Rather, the emphasized part is the key feature of James' view on political life that moderates -- be they Girondists in Paris or Toussaint in San Domingo -- fail to grasp. And the reason why on James' view the moderates fail to grasp this, is that they are (i) too interested in generating the (economic) fruits of post-revolutionary peace and (ii) mistakenly assume all others are similarly motivated; the moderates, thus, do not grasp (iii) that those that have benefitted from tasting being on top of the hierarchy cannot be bought off easily with the (expansive) fruits of peace. Toussaint's "desire to avoid destruction" was motivated by his interest in keeping financial and human capital on the island so that prosperity could be maintained (even if shared more widely).
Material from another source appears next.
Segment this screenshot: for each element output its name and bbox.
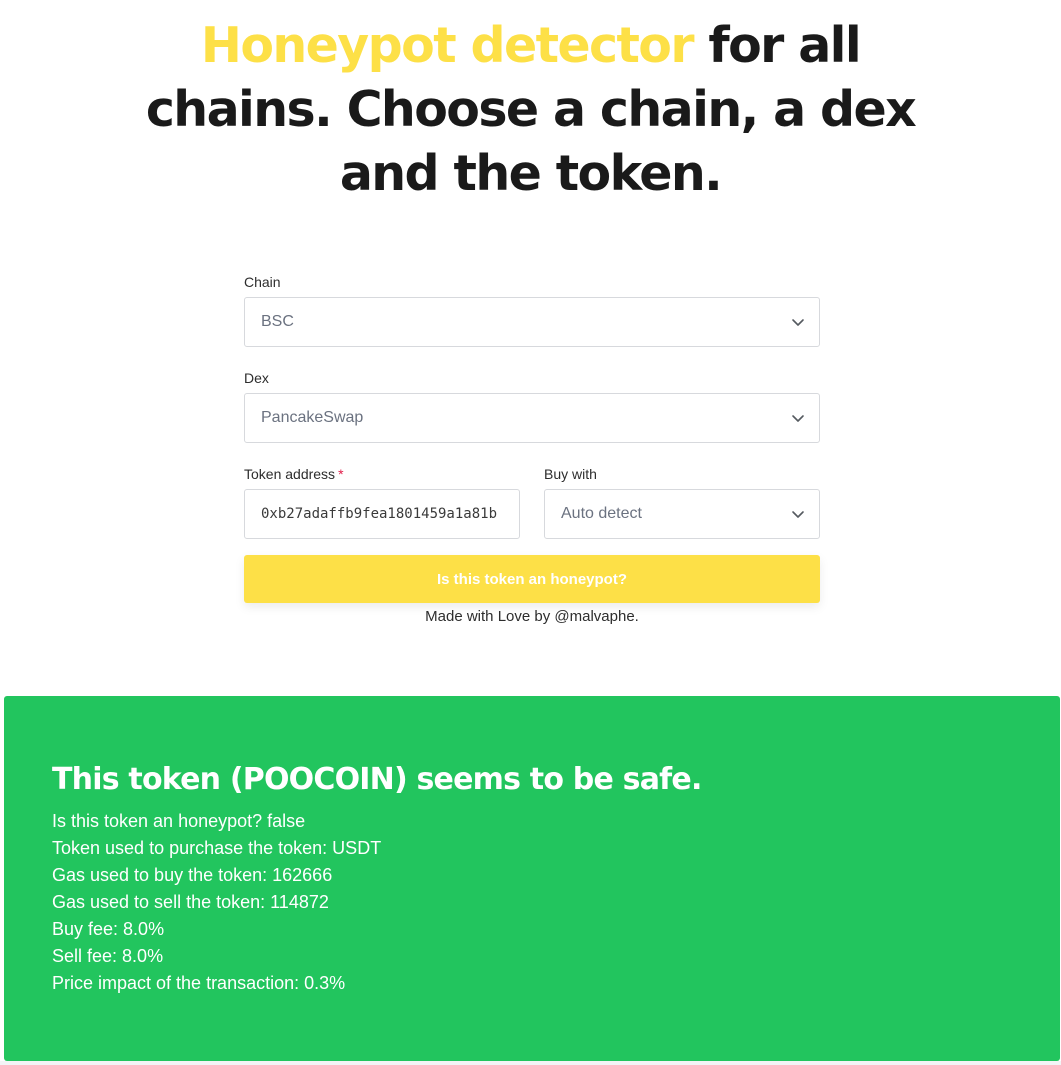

It is an interesting question to what degree (ii-iii) really fit James' Marxist scheme of history. In addition, not all extreme social hierarchies are undone by revolution. One can think of instances of relatively peaceful regime transitions (South Africa, Chile, etc.) that may vindicate the moderate's belief that violent revolution is not always inevitable. I do not wish here to dispute James' believe that at some moment the moderate must choose sites and, perhaps inevitably, will choose wrongly. Rather, what James can teach the moderate, or at least has taught this skeptical liberal, perhaps unwittingly, is the recognition of the significance of the fear of status loss in possible transitions. To what degree such fear can be bought off financially or accommodated with a new kind of status, I leave to another occasion.